Srebrenica widows agonise over the dead and missing, 25 years later

2 min 47Approximate reading time

Fatima Mujic prays every day for the husband and three sons killed in the genocide against Bosnian Muslims that unfolded over several summer days in the town of Srebrenica 25 years ago.

But she hesitates each time, thinking of her eldest son Refik, who has still not been found a quarter-century after the massacre.

"I still think he's alive somewhere. I know about the others, but when I pray for him my hands start shaking, I don't know what to do," the 75-year-old widow told AFP.

Her loved ones were among some 8,000 Muslim men and boys who were killed by Serb forces in the eastern enclave towards the end of Bosnia's 1992-95 war, an atrocity deemed a genocide by international courts.

Mujic's husband and two of her sons, whose remains were found in mass graves after the conflict, were buried a decade ago in the memorial centre where more than 6,600 victims of the victims lie.

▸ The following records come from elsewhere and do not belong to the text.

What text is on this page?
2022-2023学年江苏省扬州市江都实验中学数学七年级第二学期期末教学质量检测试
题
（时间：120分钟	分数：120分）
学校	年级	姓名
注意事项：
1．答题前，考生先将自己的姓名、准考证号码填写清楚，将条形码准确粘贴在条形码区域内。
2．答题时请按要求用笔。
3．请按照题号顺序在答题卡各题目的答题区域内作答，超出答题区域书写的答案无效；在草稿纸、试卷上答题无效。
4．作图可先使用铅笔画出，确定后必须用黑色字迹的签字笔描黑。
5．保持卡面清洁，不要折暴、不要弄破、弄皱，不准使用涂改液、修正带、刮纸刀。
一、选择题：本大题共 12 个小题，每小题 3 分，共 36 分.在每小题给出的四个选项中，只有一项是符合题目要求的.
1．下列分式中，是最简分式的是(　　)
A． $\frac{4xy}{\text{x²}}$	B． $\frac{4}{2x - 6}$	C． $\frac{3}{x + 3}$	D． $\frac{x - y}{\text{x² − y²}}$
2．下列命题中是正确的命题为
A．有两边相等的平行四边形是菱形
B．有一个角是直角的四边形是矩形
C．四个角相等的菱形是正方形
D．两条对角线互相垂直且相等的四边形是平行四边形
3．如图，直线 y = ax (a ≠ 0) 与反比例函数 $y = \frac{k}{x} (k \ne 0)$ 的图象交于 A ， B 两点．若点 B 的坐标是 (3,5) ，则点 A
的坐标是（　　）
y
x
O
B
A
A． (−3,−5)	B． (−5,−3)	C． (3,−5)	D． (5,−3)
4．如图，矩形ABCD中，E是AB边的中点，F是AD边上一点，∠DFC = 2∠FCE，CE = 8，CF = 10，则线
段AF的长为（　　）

Another 237 have been laid to rest at other sites.

But more than 1,000 people have never been found, an acute source of pain for survivors.

Mujic, who now lives in a village near Sarajevo, says she "lives for the call" that the remains of Refik have been unearthed.

But a decade has passed since the last of 84 mass graves was discovered.

"Since July 2019, the remains of only 13 victims have been found," said Emza Fazlic, spokesperson for the Missing Persons Institute. A lack of new information and witnesses has hampered the search, she said.

- 'Don't leave me' -

Ahead of the commemoration of the 25th anniversary of the massacre on Saturday, Mujic recalls the last time she saw her children.

She was among thousands of women, children and elderly who had gathered in front of a UN base outside of Srebrenica after Serb troops over-ran the Dutch soldiers who had been protecting the Muslim enclave, deemed a "safe haven" at the time.

Under the command of Bosnian Serb military leader Ratko Mladic, men and boys were taken away and summarily killed.

Mujic recalls how her youngest son, 16-year-old Nufik, "hung on to me and said, 'Mum, don't leave me.'"

"I stroked his curly hair and said 'I won't leave you'," she remembers.

"They took him, I followed them. I don't know if they hit me, but I don't remember anything," she said.

Her two other sons and her husband tried to flee into the forest but were captured.

- 'Black soil' -

Another widow, 71-year-old Mejra Djogaz, has decided to spend the rest of her days in the place where her life "stopped".

She lives in a house a stone's throw away from the memorial in Srebrenica, which now lies in a Serb-dominated half of Bosnia, a legacy of ethnic cleansing during the war that left lasting divides between Bosnia's Serb, Muslim and Croat communities.

Every morning, when she goes out to water the flowers on her patio, she sees thousands of white gravestones that fan out in straight rows across the green lawns of the memorial.

Her two sons Omer and Munib lie there. They were 19 and 21 years old.

"I no longer have a reason to live. I take care of the flowers so I don't go crazy, but my flowers are in black soil," says the woman whose third son, Zuhdija, who was 20, and her husband Mustafa, were killed earlier in the war during a 1992 siege of Srebrenica.

"My sons didn't hurt anyone, they didn't stand in the way of an ant. I only wonder why they killed my children? They were our neighbours," Djogaz laments.

- 'A beautiful child' -

Ramiza Gurdic, 67, also wonders about the men who killed her sons and her husband: "Did they have children?"

Her two children, Mehrudin and Mustafa, were 17 and 20.

Before fleeing into the forest with their father, the eldest smoked a cigarette and rolled another one.

"Mother, I will never see you again," he told her.

"The youngest didn't say anything," adds Gurdic. The remains of both boys were later found, but only "half of Mehrudin".

The widow is still hopeful that the other half will someday be uncovered.

"His mother didn't bring him into the world without a head and arms. He was a beautiful child. But they didn't think that," she says.

A quarter-century later, she doesn't wish harm on the men who stole her sons.

"God will give them what they deserve," she told AFP. "No hatred, no malice, but no reconciliation either."